In May 2018, NCUA issued a proposal to amend its PAL program to add a second kind of PAL product. This would provide additional flexibility on the interest rate permitted for FCUs offering certain short term small dollar loans. The goal of the proposal is to expand access to safe, affordable lending products as an alternative to more predatory kinds of products that can exist in the market. In addition to proposing another PAL option, the agency also sought comments on possible future third options.
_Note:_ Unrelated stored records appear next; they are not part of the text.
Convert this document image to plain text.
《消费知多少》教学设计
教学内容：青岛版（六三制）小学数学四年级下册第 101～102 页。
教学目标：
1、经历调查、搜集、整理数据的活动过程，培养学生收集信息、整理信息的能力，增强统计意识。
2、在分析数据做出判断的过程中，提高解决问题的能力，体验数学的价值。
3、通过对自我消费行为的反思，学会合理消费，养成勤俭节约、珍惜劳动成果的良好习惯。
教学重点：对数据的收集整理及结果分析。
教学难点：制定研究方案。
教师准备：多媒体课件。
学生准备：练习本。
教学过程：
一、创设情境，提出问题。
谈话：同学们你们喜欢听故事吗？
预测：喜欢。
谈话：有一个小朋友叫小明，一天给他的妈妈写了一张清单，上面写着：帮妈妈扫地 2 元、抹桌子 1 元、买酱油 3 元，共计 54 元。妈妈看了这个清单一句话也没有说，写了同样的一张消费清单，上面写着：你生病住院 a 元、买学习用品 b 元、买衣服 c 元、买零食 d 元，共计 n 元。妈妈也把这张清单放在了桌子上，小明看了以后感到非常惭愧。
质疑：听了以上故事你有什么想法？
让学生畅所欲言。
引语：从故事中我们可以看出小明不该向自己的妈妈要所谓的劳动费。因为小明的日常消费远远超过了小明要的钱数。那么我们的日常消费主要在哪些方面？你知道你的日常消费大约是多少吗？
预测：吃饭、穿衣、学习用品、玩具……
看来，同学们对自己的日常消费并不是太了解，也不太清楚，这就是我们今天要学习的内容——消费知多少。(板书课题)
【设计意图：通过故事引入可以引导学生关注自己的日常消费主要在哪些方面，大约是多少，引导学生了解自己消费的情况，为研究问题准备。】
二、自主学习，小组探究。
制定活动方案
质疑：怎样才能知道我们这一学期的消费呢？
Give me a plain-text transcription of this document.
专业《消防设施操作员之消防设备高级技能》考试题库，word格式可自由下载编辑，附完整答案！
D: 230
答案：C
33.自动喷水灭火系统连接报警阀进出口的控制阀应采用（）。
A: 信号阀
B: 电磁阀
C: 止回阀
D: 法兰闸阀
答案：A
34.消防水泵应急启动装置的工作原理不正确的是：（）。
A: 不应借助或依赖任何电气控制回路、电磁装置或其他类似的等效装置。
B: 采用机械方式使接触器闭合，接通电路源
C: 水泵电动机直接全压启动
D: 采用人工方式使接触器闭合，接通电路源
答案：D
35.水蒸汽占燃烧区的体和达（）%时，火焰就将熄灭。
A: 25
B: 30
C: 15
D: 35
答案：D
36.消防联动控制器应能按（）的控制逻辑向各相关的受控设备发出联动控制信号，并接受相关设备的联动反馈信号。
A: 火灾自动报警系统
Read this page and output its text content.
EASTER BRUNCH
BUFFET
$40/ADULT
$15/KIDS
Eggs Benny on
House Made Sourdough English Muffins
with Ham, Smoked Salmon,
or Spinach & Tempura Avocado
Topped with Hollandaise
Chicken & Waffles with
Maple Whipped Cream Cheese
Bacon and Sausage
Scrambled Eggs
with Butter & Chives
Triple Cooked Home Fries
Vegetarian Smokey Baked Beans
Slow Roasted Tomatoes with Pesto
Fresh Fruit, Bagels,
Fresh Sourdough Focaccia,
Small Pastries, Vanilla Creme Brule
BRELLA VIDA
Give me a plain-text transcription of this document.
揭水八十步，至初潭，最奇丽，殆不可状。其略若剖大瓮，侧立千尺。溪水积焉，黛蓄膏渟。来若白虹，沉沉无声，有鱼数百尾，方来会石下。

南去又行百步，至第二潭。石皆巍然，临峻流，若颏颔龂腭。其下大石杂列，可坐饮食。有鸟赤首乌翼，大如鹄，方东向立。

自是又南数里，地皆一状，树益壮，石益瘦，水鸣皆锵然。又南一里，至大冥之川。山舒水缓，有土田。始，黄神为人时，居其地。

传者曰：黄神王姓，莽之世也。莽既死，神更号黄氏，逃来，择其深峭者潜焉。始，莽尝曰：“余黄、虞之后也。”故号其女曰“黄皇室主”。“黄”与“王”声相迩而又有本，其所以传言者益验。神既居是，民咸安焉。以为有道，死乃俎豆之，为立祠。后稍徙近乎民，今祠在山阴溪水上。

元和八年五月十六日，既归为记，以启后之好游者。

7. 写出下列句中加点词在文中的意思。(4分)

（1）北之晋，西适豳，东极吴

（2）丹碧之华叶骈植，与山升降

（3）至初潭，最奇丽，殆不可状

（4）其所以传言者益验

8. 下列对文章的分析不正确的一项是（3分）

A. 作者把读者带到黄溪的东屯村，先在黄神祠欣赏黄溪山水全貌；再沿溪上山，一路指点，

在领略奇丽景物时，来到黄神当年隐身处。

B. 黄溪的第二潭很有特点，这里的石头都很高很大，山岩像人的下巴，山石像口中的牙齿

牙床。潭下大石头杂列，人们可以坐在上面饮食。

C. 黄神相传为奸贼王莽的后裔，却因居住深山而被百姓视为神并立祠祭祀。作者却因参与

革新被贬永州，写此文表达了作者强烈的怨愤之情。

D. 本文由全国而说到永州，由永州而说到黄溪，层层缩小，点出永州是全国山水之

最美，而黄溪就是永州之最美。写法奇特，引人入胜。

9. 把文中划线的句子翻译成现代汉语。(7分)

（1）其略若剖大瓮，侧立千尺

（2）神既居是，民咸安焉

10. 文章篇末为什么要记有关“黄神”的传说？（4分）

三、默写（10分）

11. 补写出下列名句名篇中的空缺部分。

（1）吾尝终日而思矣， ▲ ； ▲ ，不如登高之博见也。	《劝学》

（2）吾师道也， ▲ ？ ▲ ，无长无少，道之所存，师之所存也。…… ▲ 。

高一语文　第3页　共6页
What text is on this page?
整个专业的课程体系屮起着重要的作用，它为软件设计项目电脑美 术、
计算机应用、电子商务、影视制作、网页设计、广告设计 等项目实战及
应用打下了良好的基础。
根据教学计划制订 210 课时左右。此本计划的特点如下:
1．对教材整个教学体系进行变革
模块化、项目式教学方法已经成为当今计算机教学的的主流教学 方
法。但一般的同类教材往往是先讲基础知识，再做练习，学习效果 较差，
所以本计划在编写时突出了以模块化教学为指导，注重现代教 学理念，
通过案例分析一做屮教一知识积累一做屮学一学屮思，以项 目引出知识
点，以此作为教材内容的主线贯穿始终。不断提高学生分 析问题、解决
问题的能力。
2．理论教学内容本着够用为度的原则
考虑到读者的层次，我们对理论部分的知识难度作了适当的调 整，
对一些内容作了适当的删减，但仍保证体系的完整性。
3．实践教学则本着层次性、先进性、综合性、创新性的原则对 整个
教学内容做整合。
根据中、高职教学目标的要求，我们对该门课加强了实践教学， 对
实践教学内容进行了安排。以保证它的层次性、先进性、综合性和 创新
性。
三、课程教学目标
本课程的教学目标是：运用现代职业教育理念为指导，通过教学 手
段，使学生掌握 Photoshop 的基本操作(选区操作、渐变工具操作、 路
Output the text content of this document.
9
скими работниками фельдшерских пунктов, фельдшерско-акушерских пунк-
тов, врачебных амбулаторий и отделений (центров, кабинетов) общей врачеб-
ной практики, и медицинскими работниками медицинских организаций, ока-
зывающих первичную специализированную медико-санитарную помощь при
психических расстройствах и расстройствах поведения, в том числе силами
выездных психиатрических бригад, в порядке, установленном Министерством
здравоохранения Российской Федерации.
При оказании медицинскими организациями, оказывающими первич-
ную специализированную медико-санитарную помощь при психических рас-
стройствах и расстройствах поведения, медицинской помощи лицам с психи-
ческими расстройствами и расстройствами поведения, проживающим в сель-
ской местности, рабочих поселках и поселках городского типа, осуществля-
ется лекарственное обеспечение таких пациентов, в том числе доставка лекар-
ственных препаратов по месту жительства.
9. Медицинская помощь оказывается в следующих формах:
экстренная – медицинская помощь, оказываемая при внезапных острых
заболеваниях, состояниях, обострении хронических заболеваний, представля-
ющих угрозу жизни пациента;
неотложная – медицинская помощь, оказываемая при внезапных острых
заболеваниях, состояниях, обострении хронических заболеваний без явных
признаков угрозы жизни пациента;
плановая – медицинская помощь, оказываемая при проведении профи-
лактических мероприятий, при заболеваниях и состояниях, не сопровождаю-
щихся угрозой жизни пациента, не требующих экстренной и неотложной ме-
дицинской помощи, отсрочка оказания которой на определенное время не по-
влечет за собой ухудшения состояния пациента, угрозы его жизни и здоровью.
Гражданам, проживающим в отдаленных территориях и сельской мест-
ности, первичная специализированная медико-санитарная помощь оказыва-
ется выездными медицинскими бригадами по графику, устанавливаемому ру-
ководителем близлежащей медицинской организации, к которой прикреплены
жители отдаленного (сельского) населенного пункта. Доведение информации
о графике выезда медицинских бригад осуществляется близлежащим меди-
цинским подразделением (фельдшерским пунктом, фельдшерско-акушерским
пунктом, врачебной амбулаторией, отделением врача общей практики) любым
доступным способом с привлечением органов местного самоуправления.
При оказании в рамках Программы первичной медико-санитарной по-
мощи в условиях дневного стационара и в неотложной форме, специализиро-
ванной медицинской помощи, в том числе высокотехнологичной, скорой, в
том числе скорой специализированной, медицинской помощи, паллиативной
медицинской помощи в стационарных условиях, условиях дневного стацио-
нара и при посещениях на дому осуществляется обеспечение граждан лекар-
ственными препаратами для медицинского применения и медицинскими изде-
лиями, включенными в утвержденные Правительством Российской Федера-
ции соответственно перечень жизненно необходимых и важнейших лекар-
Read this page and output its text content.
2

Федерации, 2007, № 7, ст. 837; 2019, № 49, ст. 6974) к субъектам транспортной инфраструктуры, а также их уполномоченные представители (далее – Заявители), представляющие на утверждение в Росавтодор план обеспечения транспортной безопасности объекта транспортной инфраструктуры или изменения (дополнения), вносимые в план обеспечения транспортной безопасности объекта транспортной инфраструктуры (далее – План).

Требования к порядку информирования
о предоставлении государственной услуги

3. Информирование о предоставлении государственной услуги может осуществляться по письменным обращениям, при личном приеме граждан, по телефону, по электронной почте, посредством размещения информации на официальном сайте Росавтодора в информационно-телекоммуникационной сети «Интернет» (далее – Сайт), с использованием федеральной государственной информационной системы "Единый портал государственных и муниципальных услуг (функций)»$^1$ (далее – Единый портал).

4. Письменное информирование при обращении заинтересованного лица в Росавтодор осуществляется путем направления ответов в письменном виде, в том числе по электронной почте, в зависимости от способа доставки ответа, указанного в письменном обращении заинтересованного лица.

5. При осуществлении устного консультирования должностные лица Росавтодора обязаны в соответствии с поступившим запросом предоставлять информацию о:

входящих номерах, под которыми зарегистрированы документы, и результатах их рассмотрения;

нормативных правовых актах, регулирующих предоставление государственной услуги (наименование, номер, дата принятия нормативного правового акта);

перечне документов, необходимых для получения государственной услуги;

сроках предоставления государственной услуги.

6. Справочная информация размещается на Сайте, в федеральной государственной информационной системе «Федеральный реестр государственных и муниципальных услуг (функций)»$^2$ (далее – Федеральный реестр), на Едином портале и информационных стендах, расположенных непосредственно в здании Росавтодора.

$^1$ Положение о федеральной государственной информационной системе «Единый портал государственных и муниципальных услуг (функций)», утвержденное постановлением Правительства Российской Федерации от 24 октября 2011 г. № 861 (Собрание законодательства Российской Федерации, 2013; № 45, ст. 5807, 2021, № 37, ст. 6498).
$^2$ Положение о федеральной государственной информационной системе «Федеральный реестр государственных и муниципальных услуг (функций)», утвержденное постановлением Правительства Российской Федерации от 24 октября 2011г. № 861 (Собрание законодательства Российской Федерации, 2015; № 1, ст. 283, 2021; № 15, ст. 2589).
The PALs proposal included the following features:
- a maximum loan amount of $2,000 with no minimum loan amount;
- a maximum loan term of 12 months;
- no minimum length of FCU membership; and
- no restriction on how many loans a FCU may make to borrowers in a six month period (but only loan outstanding at any given time).
NAFCU members can find our Regulatory Alert here.
Of course, final versions of rules do not always look identical to proposals. As part of the rulemaking process, regulators look at comments and take them into account. This can lead to tweaks to proposed versions, and sometimes even broader changes that require a rule to be re-proposed. The items on NCUA’s agenda for Thursday look to be final rules not re-proposals. Our members can keep an eye out for an update about the Board meeting from NAFCU’s regulatory affairs team on Thursday afternoon. We’ll also provide updates in our NAFCU Today publication and future blogs.